Seriously. Can't say "gay" or be Muslim in Tennessee. Good old First Amendment!
 
Uhm, I'm sorry, how were they "deliberately acting suspicious"?
 
shit, I would have wanted them off the plane too, then. Damn shifty eyes.
 
This is America, dammit. We're supposed to be free to dress and worship as we choose. How a person dresses or if they appear Muslim is irrelevant.
 
Why? So you could prove that you're also a bigot? Except in the case of the Mormon gentlemen, there is no history of people reading the Book of Mormon, or affiliated with the Mormon, attacking Western targets with acts of terrorism, let alone by using an airplane.

So, not only would you be a bigot, but you wouldn't even a have an excuse (flimsy as it may be) for your bigotry.

In fact, reading your post, I can only assume that you're are a bigot, since obviously you singled out somebody for reading the book of Mormon.

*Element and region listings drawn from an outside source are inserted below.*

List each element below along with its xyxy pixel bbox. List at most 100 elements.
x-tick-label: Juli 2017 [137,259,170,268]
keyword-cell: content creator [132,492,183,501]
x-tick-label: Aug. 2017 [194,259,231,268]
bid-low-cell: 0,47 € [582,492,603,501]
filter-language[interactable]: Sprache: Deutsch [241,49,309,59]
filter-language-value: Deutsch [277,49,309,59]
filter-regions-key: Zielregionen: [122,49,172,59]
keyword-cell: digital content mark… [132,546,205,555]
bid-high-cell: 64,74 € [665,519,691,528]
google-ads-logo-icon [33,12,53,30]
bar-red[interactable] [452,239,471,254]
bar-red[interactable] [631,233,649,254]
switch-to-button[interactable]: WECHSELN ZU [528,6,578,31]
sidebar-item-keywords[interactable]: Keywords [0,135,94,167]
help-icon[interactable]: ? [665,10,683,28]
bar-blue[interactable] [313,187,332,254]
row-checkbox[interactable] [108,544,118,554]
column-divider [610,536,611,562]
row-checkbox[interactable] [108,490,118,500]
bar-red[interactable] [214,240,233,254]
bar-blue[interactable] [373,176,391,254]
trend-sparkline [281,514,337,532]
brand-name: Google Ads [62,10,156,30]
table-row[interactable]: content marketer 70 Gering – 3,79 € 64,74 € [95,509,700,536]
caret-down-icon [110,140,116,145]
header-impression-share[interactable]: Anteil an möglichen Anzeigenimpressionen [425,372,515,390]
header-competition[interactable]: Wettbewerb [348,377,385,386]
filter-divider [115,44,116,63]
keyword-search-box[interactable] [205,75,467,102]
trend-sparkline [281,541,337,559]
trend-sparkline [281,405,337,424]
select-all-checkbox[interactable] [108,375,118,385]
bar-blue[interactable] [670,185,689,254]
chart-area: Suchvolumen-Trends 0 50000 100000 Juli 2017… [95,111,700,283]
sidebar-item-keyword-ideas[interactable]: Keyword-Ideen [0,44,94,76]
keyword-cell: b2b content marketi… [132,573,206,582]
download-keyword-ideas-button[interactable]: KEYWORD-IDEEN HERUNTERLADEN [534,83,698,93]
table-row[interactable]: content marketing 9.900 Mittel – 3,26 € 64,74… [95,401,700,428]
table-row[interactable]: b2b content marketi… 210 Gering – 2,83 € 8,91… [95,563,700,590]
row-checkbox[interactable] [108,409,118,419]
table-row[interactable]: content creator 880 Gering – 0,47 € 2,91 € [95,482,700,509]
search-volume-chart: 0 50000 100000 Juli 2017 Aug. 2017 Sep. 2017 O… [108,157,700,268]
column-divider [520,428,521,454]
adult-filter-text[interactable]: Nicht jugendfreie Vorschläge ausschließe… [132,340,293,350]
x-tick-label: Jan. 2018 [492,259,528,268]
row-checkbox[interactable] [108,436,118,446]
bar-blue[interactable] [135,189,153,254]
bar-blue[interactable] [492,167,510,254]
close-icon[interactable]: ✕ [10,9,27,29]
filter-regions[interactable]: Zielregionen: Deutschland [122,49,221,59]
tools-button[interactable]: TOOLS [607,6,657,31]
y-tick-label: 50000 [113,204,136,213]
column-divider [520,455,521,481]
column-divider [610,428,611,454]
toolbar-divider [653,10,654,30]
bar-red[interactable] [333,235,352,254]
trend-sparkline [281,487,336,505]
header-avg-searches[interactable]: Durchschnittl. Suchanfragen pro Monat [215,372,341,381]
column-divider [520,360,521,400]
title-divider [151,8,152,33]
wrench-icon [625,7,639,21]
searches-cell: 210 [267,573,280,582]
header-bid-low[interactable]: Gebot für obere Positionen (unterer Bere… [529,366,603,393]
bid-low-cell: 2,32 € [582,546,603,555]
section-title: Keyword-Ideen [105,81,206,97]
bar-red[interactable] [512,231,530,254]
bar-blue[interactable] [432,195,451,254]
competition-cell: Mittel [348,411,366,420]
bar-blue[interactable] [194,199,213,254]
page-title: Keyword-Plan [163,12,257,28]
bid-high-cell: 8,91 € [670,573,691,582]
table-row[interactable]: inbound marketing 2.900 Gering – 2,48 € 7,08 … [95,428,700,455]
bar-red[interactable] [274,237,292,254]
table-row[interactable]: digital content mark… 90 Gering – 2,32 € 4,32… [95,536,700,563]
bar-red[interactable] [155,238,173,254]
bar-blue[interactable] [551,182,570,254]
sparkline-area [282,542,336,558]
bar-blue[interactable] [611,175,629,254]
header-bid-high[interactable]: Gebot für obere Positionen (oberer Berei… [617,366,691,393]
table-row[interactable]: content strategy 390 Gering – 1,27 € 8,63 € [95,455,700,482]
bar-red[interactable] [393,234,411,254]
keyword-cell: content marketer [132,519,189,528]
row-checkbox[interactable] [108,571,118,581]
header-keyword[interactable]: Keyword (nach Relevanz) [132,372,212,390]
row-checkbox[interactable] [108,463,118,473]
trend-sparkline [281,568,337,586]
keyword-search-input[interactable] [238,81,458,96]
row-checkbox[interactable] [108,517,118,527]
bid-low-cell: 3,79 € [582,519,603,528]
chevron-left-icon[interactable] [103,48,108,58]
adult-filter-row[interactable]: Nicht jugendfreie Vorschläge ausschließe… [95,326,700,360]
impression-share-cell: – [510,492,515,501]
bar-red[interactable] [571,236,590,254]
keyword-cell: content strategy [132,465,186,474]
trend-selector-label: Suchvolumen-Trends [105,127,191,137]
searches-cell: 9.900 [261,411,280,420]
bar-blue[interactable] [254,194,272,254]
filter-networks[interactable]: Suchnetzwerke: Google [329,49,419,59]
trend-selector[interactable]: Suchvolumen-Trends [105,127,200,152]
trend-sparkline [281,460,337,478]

That you didn't act on your impulse doesn't make you any less of a bigot than those who had the imams removed for acting suspiciously.

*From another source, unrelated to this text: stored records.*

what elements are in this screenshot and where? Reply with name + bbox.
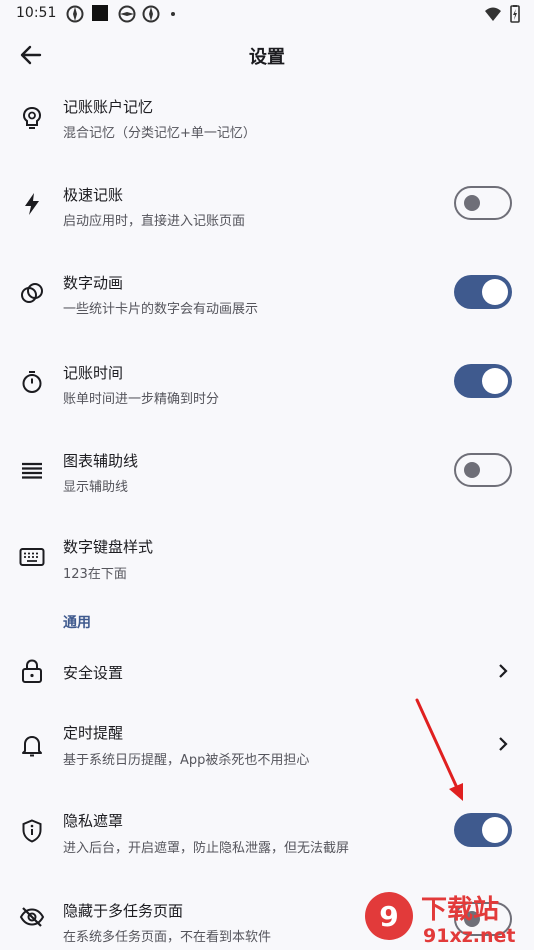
status-time: 10:51 [16,5,57,21]
annotation-arrow [415,698,463,801]
item-subtitle: 123在下面 [63,567,127,582]
item-subtitle: 混合记忆（分类记忆+单一记忆） [63,126,256,141]
item-subtitle: 基于系统日历提醒，App被杀死也不用担心 [63,753,310,768]
setting-keypad-style[interactable]: 数字键盘样式 123在下面 [0,530,534,600]
chevron-right-icon [499,737,508,751]
setting-privacy-mask: 隐私遮罩 进入后台，开启遮罩，防止隐私泄露，但无法截屏 [0,800,534,882]
chevron-right-icon [499,664,508,678]
status-bar: 10:51 [0,0,534,28]
item-title: 记账时间 [63,364,124,382]
keyboard-icon [19,548,45,566]
item-title: 隐私遮罩 [63,812,124,830]
notification-square-icon [92,5,108,21]
setting-security[interactable]: 安全设置 [0,648,534,694]
item-title: 安全设置 [63,664,124,682]
item-title: 定时提醒 [63,724,124,742]
quick-bookkeeping-toggle[interactable] [454,186,512,220]
section-general-header: 通用 [63,615,91,631]
item-title: 记账账户记忆 [63,98,154,116]
bell-icon [22,736,42,757]
lines-icon [22,462,42,479]
rings-icon [21,283,43,303]
wifi-icon [485,7,501,21]
app-bar: 设置 [0,30,534,80]
item-subtitle: 在系统多任务页面，不在看到本软件 [63,930,272,945]
item-subtitle: 账单时间进一步精确到时分 [63,392,220,407]
watermark-logo: 9 下载站 91xz.net [365,892,515,947]
bookkeeping-time-toggle[interactable] [454,364,512,398]
number-animation-toggle[interactable] [454,275,512,309]
item-subtitle: 启动应用时，直接进入记账页面 [63,214,246,229]
brain-bulb-icon [22,106,42,129]
stopwatch-icon [22,371,42,393]
item-title: 极速记账 [63,186,124,204]
shield-icon [22,819,42,843]
page-title: 设置 [249,47,285,68]
setting-account-memory[interactable]: 记账账户记忆 混合记忆（分类记忆+单一记忆） [0,88,534,176]
notification-icon [118,5,136,23]
item-title: 数字键盘样式 [63,538,154,556]
setting-quick-bookkeeping: 极速记账 启动应用时，直接进入记账页面 [0,176,534,264]
eye-off-icon [19,907,45,927]
watermark-url: 91xz.net [423,925,515,947]
more-notifications-dot [171,12,175,16]
privacy-mask-toggle[interactable] [454,813,512,847]
setting-bookkeeping-time: 记账时间 账单时间进一步精确到时分 [0,354,534,442]
item-subtitle: 进入后台，开启遮罩，防止隐私泄露，但无法截屏 [63,841,350,856]
svg-text:9: 9 [379,900,398,933]
watermark-brand: 下载站 [421,895,499,925]
item-title: 隐藏于多任务页面 [63,902,184,920]
battery-icon [510,5,520,23]
setting-chart-guidelines: 图表辅助线 显示辅助线 [0,442,534,530]
lock-icon [22,659,42,683]
setting-number-animation: 数字动画 一些统计卡片的数字会有动画展示 [0,264,534,354]
item-subtitle: 显示辅助线 [63,480,129,495]
item-subtitle: 一些统计卡片的数字会有动画展示 [63,302,259,317]
notification-icon [142,5,160,23]
item-title: 图表辅助线 [63,452,139,470]
chart-guidelines-toggle[interactable] [454,453,512,487]
item-title: 数字动画 [63,274,124,292]
notification-icon [66,5,84,23]
lightning-icon [25,193,39,215]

Just keep talking, you might just dig yourself out of that stupid-hole you dug yourself.
 
This is America, dammit. We're supposed to be free to dress and worship as we choose. How a person dresses or if they appear Muslim is irrelevant.

I agree.

I think that some level of prejudice is natural and unavoidable, but in a situation like on a plane--where everyone has gone through a security check, etc.--there's no excuse for anyone to be discriminated against.

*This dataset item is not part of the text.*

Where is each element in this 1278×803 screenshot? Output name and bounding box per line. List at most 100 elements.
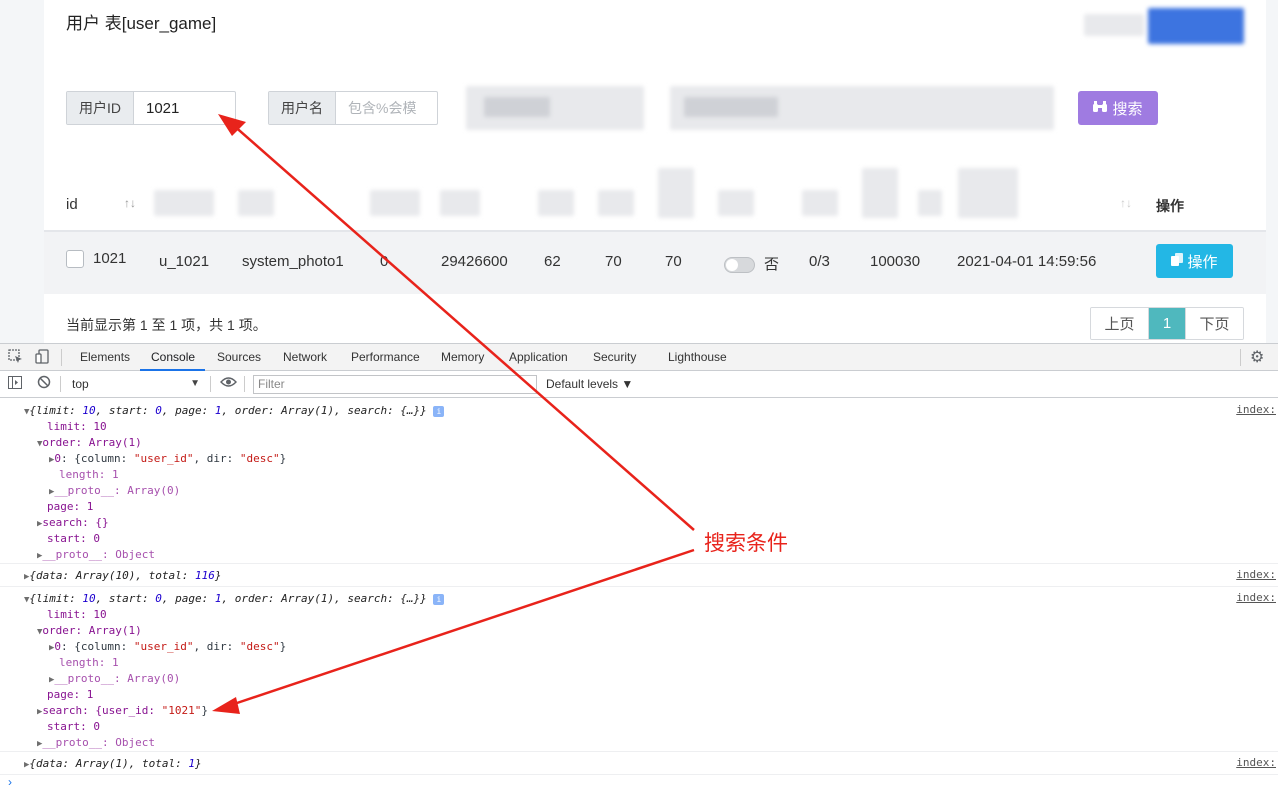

If the pilot is the one that refused to do his job based on the attire of some passengers, I hope that he is fired.

Ed O.
 
This is America, dammit. We're supposed to be free to dress and worship as we choose. How a person dresses or if they appear Muslim is irrelevant.

I agree.

I think that some level of prejudice is natural and unavoidable, but in a situation like on a plane--where everyone has gone through a security check, etc.--there's no excuse for anyone to be discriminated against.

Denny Crane and Ed O swoop in as the voices of reason.